Having healthy families with healthy children in healthy communities is an optimal goal for every country in the world, and by practising family medicine Dr. Catherine Cook felt she could truly work toward achieving it, especially within Indigenous communities in Manitoba.
Dr. Cook obtained her medical degree and master of science from the University of Manitoba. As a Metis woman, she is proud to have had opportunities to support Indigenous communities as a family physician at nursing stations and small northern hospitals in Churchill and Norway House and at Percy E. Moore Hospital on the Peguis First Nation.
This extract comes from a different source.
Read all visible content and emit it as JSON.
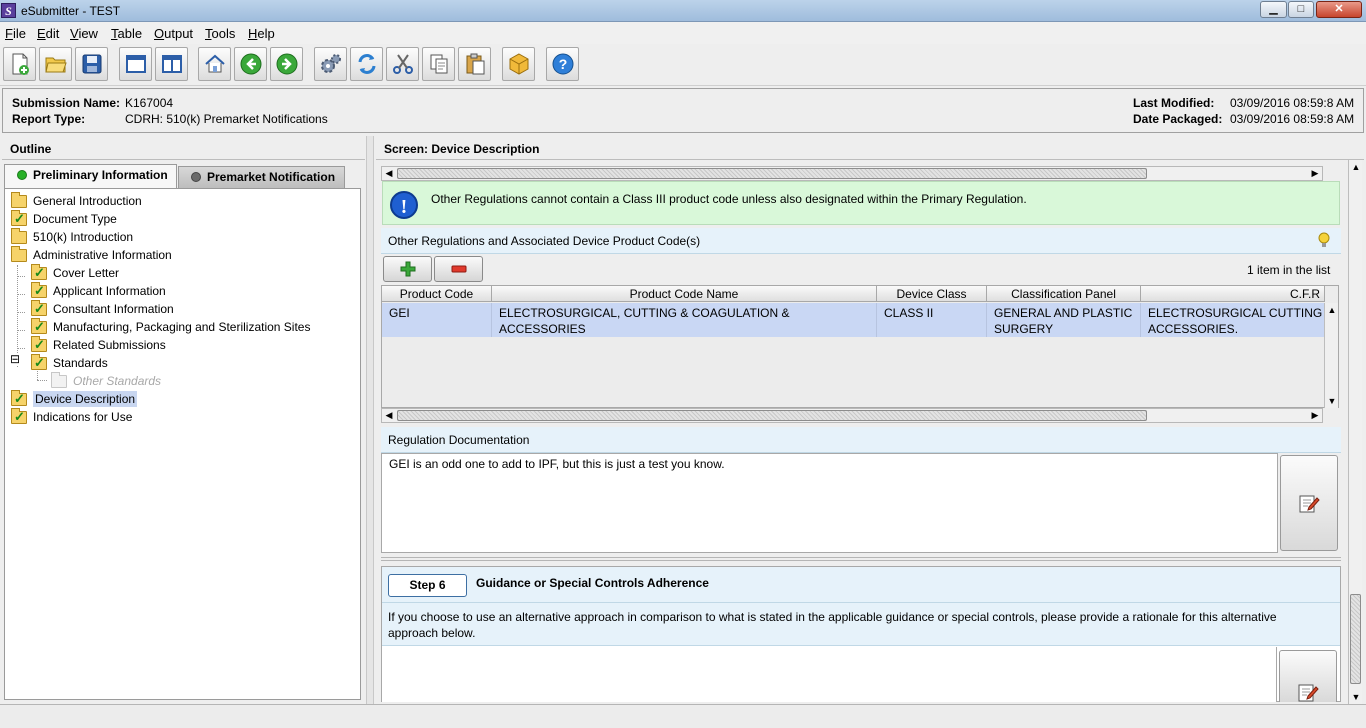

Several years of clinical practice in remote Indigenous communities awakened Dr. Cook to the realization that, in addition to the work of family physicians there, a review of policies specific to Indigenous health was needed. She saw that the jurisdictional ambiguity that surrounded Indigenous health services resulted in chronic underfunding, inequitable access to appropriate health services, disparities in access to specialist services, and chronic exposure to systemic racism. In addition to having practised as a clinician since 1989, Dr. Cook has spent the past two decades in academia and public health. She began public health practice as a means of raising awareness of the social determinants of health and of how disparate policies and marginalizing legislation have affected them, resulting in the health inequities that Indigenous people face.
As the inaugural Vice-President (Indigenous) at the University of Manitoba, Dr. Cook is able to influence the understanding of Indigenous history and contemporary issues in Canada. For her, how and what young people are taught about Indigenous people in Canada are critical to shaping the impact these future professionals will have on our country. She is passionate about the development of an anti-racism strategy with a focus on addressing anti- Indigenous, anti-Black, and anti-Asian racism to support the health and wellbeing of everyone in Canada.
Dr. Cook’s leadership has been recognized with a Women’s Executive Network’s Canada’s Most Powerful Women Top 100 award. She also received the May Cohen Equity, Diversity, and Gender Award from the Association of Faculties of Medicine of Canada as well as the Manitoba Service Excellence Award from the provincial government.
Calvin L. Gutkin Family Medicine Ambassador Award
The award recognizes a dynamic leader in Canadian family medicine distinguished for their vision, innovation, strong communication skills, and effective relationship building with national and international organizations and working groups that support and positively influence the everchanging role of the family physician and family medicine in Canada.